Once the concept had been developed, a series of tests qualified the system. A basis test with a 6-in. pipe, a verification test using 11-in. pipe, and a full-scale test with 18-in. pipe were performed at Kværner Eureka's test site at Tranby, near Oslo. These tests showed that both the degasser and the deliquidizer could achieve an efficiency of separation of at least 90%.
A degasser unit has now been built – in duplex steel – for Statfjord B. It was installed during the summer and will be tested in the autumn. By enabling process capacity to be more fully used, Statoil expects a production gain of up to 30%. The degasser should also end the mechanical problems caused by slugging, which is largely eliminated in the in-line separator. The reconfiguration of facilities will also make it possible to recover a significant volume of gas from produced water currently sent to the flare. Reduction of flaring and emissions is an important part of Statoil's zero-emissions policy, Sørensen points out.
Testing the degasser for Statfjord B at Kvœrner Eureka's test site.

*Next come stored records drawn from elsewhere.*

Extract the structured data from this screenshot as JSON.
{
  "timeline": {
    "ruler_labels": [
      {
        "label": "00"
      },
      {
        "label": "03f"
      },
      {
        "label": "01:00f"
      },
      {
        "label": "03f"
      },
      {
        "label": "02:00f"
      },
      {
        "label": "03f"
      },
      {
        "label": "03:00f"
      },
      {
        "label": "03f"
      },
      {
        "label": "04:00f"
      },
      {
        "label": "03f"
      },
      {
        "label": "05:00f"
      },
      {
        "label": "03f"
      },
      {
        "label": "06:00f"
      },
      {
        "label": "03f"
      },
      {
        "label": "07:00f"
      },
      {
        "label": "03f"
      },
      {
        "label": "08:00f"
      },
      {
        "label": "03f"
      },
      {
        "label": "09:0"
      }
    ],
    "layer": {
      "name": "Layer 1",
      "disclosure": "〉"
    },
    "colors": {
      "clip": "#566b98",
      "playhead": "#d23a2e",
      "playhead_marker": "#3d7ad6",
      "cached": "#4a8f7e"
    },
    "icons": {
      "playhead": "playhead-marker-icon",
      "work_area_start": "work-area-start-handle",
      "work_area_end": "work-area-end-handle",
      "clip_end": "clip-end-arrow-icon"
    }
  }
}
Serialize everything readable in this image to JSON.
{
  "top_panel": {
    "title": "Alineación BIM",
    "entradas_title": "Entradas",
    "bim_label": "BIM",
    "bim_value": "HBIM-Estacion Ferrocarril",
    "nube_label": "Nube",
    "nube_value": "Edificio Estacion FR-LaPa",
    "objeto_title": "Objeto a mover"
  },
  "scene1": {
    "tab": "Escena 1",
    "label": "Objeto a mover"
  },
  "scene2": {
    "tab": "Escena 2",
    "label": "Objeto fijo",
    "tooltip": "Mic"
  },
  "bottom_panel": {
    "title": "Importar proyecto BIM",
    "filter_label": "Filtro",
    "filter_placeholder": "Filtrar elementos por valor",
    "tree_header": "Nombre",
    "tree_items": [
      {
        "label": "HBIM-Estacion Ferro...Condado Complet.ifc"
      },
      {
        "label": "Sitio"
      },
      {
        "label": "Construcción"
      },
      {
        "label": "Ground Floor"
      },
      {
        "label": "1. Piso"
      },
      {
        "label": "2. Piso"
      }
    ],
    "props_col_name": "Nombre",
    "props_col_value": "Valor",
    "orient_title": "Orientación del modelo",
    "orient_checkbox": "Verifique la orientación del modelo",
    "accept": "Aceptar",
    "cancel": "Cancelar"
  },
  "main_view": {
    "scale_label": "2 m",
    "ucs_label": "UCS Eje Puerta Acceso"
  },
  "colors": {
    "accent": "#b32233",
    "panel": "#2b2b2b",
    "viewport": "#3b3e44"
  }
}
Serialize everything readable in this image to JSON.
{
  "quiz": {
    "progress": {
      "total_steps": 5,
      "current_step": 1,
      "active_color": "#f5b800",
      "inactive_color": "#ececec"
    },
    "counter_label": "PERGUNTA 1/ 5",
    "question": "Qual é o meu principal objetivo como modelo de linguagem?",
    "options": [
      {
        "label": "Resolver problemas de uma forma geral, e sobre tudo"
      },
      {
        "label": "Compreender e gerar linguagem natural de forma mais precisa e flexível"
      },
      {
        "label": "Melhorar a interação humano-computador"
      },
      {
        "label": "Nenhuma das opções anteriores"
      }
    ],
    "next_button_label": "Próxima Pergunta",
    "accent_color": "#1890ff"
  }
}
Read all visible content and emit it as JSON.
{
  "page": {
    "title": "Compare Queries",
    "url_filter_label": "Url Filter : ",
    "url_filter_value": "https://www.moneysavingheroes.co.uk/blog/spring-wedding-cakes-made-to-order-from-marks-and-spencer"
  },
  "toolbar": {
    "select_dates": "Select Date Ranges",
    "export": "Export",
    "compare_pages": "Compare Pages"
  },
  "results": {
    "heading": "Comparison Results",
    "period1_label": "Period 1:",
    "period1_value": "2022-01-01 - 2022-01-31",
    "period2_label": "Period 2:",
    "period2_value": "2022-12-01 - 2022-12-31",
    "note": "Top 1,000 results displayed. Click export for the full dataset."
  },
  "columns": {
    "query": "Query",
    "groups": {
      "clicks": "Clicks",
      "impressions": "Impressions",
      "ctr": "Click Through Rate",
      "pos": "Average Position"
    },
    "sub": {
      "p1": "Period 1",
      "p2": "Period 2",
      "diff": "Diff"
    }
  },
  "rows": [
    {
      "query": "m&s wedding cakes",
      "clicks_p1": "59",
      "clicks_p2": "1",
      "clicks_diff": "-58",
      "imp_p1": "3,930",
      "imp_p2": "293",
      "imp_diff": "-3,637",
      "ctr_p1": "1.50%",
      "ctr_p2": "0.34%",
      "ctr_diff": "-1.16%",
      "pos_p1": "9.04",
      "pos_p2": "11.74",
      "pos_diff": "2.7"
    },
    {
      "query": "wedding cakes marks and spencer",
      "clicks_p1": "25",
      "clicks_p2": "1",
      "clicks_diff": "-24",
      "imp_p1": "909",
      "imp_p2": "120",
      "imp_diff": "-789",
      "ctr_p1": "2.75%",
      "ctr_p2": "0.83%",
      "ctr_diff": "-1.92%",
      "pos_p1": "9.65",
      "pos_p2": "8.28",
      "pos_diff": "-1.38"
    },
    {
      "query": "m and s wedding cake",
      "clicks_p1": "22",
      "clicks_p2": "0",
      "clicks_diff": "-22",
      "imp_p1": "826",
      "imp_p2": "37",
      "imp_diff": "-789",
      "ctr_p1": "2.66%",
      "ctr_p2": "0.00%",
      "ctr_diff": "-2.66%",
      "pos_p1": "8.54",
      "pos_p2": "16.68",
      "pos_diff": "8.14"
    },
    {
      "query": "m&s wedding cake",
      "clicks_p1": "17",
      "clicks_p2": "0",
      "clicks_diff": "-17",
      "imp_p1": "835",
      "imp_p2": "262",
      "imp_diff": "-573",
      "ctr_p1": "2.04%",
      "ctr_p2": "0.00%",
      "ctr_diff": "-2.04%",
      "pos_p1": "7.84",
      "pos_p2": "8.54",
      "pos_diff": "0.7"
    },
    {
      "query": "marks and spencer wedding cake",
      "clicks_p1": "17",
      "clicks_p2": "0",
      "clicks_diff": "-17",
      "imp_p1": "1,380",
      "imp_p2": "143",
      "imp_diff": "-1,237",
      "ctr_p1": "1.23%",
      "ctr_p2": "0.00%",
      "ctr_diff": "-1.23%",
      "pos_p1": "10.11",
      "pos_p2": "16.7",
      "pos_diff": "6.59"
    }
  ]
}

The unit is now installed on the platform.
Statoil is gaining operational experience of the deliquidizer from a prototype 14-in. unit on its Sleipner T platform, which processes the output from the Sleipner West field. The technology has attracted the attention of other operators, two of which have been provided with units for trial purposes. One, a degasser, will be tested on an oilfield in Oman, and the other, a deliquidizer, will be installed on a North Sea field. Each unit must be tailored to the application, taking into account such parameters as pressure, temperature, and the composition of the hydrocarbons.
The in-line separator is simple in design and construction, making it relatively inexpensive. It has no moving parts, which enhances its reliability, and it is relatively small and light. The 18-in. unit used for the full-scale test is 5 to 8 m long and weighs just 3 to 4 metric tons. As operational pressures increase, weight savings rise as well, compared with a conventional separator.
In comparison with the large and heavy separation tanks used offshore today, the in-line separator is relatively compact and lightweight. A newbuild configuration would include a conventional separator but would be smaller than if used without the in-line technology. Statoil believes that by incorporating the new technology, it should be possible to reduce the topside weight, space, and cost.
The new technology's compactness also makes it flexible for retrofit applications. The efficiency and capacity of existing equipment could be improved by installing a unit upstream of the existing equipment to provide a pre-separation process. Another scenario could be to place a unit downstream of each wellhead. A deliquidizer unit could be installed upstream of the scrubber to enhance the drying of the gas before it enters the compressor.
The Statoil design group now has its sights set on a number of aims for further development of the technology:
- Three-phase in-line degassing
- Achieving the dewpoint requirement for gas conditioning and/or export
- Qualification for subsea use.
A stringent technology requirement program has been drawn up to qualify the system for subsea use. In this case, the in-line technology would be used on its own. More experience needs to be gained from use of the system topsides first, Sørensen says, so development for subsea use is likely to have to wait a year or two.